Pietra! A ex-namorada de Laila e de Suzana. O que estava fazendo ali? Que relação ela tinha com Virgínia? Meu dia até então se apresentou como uma sequência de memórias estranhas, presente e passado se misturando em situações parecidas, um caráter premonitório se desenhava em minha alma me assustando.
Distraída voltei para casa com essas indagações no meu pensamento, o que podia significar esses eventos e pessoas de volta à minha vida? Inevitavelmente pensei em Suzana, estaria ainda namorando Pietra? Como ela estaria? Naquela noite rolei na cama por horas antes de dormir, e no meu sonho meu passado continuou a me cercar trazendo-me Suzana.
Acordei com um sentimento controverso de ansiedade e angústia, saudade e medo. Desejava saber notícias de Suzana, lembrei-me que ela compunha o grupo de pacientes da segunda versão do neurochip, e nessa etapa atual da pesquisa precisávamos reavaliar a condição dos pacientes para troca do equipamento. Pensando nisso, a primeira atividade que solicitei dos novos pesquisadores, foi de fazer o levantamento dos pacientes que tinham as primeiras versões dos neurochips implantadas, para marcar nova consulta de avaliação.
No final do expediente, no meu consultório, Virgínia me procurou relatando que o levantamento fora concluído e Eliza já estava contatando os pacientes listados.
-- E no ambulatório, tudo correu bem?
-- Sim doutora Isabela.
-- Obrigada por me avisar doutora Virgínia.
-- Precisa de ajuda em mais alguma coisa?

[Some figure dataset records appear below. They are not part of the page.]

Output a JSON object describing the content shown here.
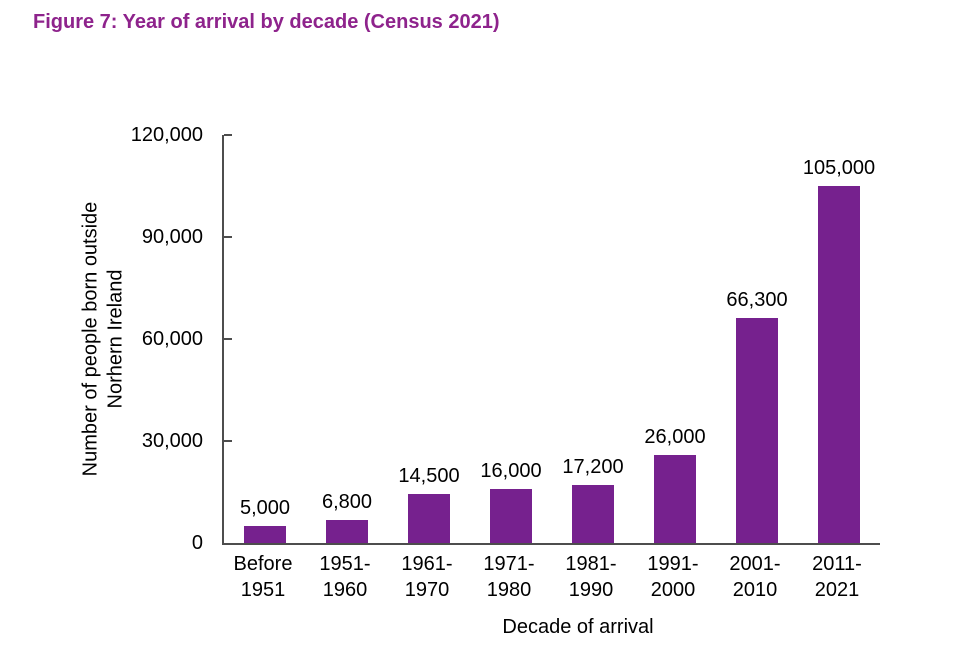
{
  "figure": {
    "title": "Figure 7: Year of arrival by decade (Census 2021)"
  },
  "colors": {
    "title": "#8E238C",
    "bar": "#76218E",
    "axis": "#4D4D4D",
    "text": "#000000",
    "background": "#FFFFFF"
  },
  "chart_data": {
    "type": "bar",
    "title": "Figure 7: Year of arrival by decade (Census 2021)",
    "categories": [
      "Before 1951",
      "1951-1960",
      "1961-1970",
      "1971-1980",
      "1981-1990",
      "1991-2000",
      "2001-2010",
      "2011-2021"
    ],
    "category_lines": [
      [
        "Before",
        "1951"
      ],
      [
        "1951-",
        "1960"
      ],
      [
        "1961-",
        "1970"
      ],
      [
        "1971-",
        "1980"
      ],
      [
        "1981-",
        "1990"
      ],
      [
        "1991-",
        "2000"
      ],
      [
        "2001-",
        "2010"
      ],
      [
        "2011-",
        "2021"
      ]
    ],
    "values": [
      5000,
      6800,
      14500,
      16000,
      17200,
      26000,
      66300,
      105000
    ],
    "value_labels": [
      "5,000",
      "6,800",
      "14,500",
      "16,000",
      "17,200",
      "26,000",
      "66,300",
      "105,000"
    ],
    "xlabel": "Decade of arrival",
    "ylabel": "Number of people born outside Norhern Ireland",
    "ylabel_lines": [
      "Number of people born outside",
      "Norhern Ireland"
    ],
    "ylim": [
      0,
      120000
    ],
    "y_ticks": [
      0,
      30000,
      60000,
      90000,
      120000
    ],
    "y_tick_labels": [
      "0",
      "30,000",
      "60,000",
      "90,000",
      "120,000"
    ],
    "grid": false,
    "legend": false,
    "bar_color": "#76218E"
  }
}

-- Não, obrigada... Mas... Espere, posso te perguntar uma coisa?
-- Claro doutora.
-- Ontem eu pensei ter reconhecido a pessoa que te esperava no carro...
-- A Pietra?
-- Sim... Ela é fisioterapeuta?
-- Sim é... Então você a conhece?
-- É, a conheci há muito tempo.
-- Pietra é minha prima, estou morando no apartamento dela.
-- Ah... Então ela está morando aqui em Campinas... Não sabia.
-- Está há pouco tempo aqui, está trabalhando no time de vôlei masculino o Medley de Campinas...
-- Ah... Ela sempre trabalhou com fisiologia do esporte não é?
-- É... Estava trabalhando no Rio, na equipe da Laila que agora joga vôlei de praia.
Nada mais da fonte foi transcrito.